According to Jonas Löwgren, Fluency is “the degree in which your able to move between media streams”. I think it’s a pretty useful quality that all designers should consider in their process. The idea of moving between streams is valueable if you think of the contemporary lifestyles and of the everyday filtering we do to select and organise the huge amount of information we receive.
“Media streams are around us all time” even if we do not spend much time on them. That’s true and well-known by everyone: we’re living a phase in which media are almost everywhere an, hopefully, they will becoming more and more invisible.
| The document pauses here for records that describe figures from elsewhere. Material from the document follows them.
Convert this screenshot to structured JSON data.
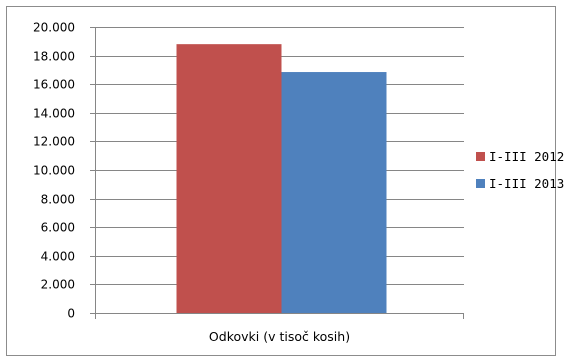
{
  "chart_data": {
    "type": "bar",
    "categories": [
      "Odkovki (v tisoč kosih)"
    ],
    "series": [
      {
        "name": "I-III 2012",
        "values": [
          18800
        ],
        "color": "#c0504d"
      },
      {
        "name": "I-III 2013",
        "values": [
          16850
        ],
        "color": "#4f81bd"
      }
    ],
    "ylim": [
      0,
      20000
    ],
    "yticks": [
      {
        "value": 0,
        "label": "0"
      },
      {
        "value": 2000,
        "label": "2.000"
      },
      {
        "value": 4000,
        "label": "4.000"
      },
      {
        "value": 6000,
        "label": "6.000"
      },
      {
        "value": 8000,
        "label": "8.000"
      },
      {
        "value": 10000,
        "label": "10.000"
      },
      {
        "value": 12000,
        "label": "12.000"
      },
      {
        "value": 14000,
        "label": "14.000"
      },
      {
        "value": 16000,
        "label": "16.000"
      },
      {
        "value": 18000,
        "label": "18.000"
      },
      {
        "value": 20000,
        "label": "20.000"
      }
    ],
    "grid": true,
    "legend_position": "right",
    "gridline_color": "#868686",
    "axis_color": "#868686"
  }
}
A media is invisible when it becomes totally integrated with what we already have.
There’s an interesting book by Don Norman where he writes about this issue raising a dualism between two way of being: it’s better if we have a multifunctional multiprocessor multiuseful computer that can solve all kind of problems through different tasks or maybe we would prefer something simpler that can do one thing but in the best way.
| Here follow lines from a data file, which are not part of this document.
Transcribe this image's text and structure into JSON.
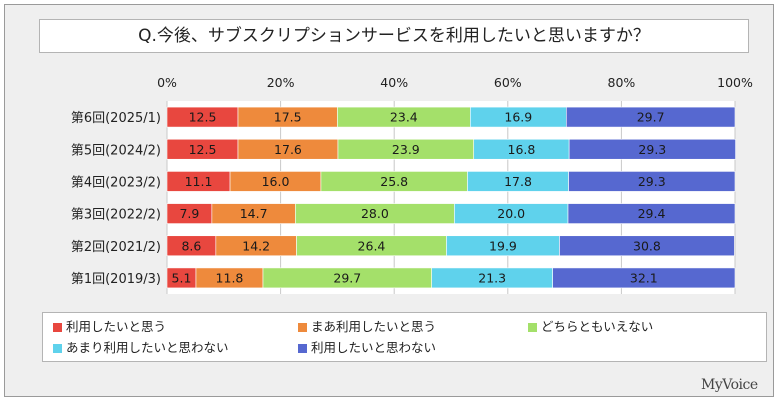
{
  "title": "Q.今後、サブスクリプションサービスを利用したいと思いますか？",
  "brand": "MyVoice",
  "chart_data": {
    "type": "bar",
    "orientation": "horizontal",
    "stacked": true,
    "percent_stacked": true,
    "xlim": [
      0,
      100
    ],
    "xticks": [
      "0%",
      "20%",
      "40%",
      "60%",
      "80%",
      "100%"
    ],
    "grid": true,
    "legend_position": "bottom",
    "categories": [
      "第6回(2025/1)",
      "第5回(2024/2)",
      "第4回(2023/2)",
      "第3回(2022/2)",
      "第2回(2021/2)",
      "第1回(2019/3)"
    ],
    "series": [
      {
        "name": "利用したいと思う",
        "color": "#e8473f",
        "values": [
          12.5,
          12.5,
          11.1,
          7.9,
          8.6,
          5.1
        ]
      },
      {
        "name": "まあ利用したいと思う",
        "color": "#ee8a3c",
        "values": [
          17.5,
          17.6,
          16.0,
          14.7,
          14.2,
          11.8
        ]
      },
      {
        "name": "どちらともいえない",
        "color": "#a4e06a",
        "values": [
          23.4,
          23.9,
          25.8,
          28.0,
          26.4,
          29.7
        ]
      },
      {
        "name": "あまり利用したいと思わない",
        "color": "#5fd2ec",
        "values": [
          16.9,
          16.8,
          17.8,
          20.0,
          19.9,
          21.3
        ]
      },
      {
        "name": "利用したいと思わない",
        "color": "#5668d0",
        "values": [
          29.7,
          29.3,
          29.3,
          29.4,
          30.8,
          32.1
        ]
      }
    ]
  }
}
It is a really good question because in the first case we’re gonna have a sort of monster (and in some sense we already have it…the computer!) because of its multifunctionality.
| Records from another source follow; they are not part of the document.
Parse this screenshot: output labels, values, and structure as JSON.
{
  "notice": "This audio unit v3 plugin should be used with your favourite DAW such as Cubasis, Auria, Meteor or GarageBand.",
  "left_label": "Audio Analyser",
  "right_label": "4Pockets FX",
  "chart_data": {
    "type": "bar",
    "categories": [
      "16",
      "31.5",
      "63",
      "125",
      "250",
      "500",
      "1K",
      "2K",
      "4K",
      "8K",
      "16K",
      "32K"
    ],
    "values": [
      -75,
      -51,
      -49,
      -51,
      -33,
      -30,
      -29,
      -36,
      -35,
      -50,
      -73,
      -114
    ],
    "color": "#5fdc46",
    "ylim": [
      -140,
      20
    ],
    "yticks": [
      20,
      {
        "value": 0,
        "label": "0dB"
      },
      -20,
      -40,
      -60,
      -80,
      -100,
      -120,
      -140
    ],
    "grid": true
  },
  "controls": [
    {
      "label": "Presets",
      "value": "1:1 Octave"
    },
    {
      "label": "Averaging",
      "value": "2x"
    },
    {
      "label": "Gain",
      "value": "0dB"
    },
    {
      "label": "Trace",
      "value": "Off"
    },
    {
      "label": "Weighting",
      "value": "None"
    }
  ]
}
Anyway, Fluency is a quality of use (refer to Jonas Löwgren) and it is related to the amount of attention we give to media streams. Being fluent means working without asking so much attention. It is like a background working that let the person live. A fluent device or a fluent interaction is not invasive and “works elengantly in my everydaylife”:
“When the phone starts ringing it asks for my attention like a three years old baby, it can’t wait: full attention here, not attention to what’s happening around me” (J.L.)
We are now working on fluency and trying to come out with a project about it.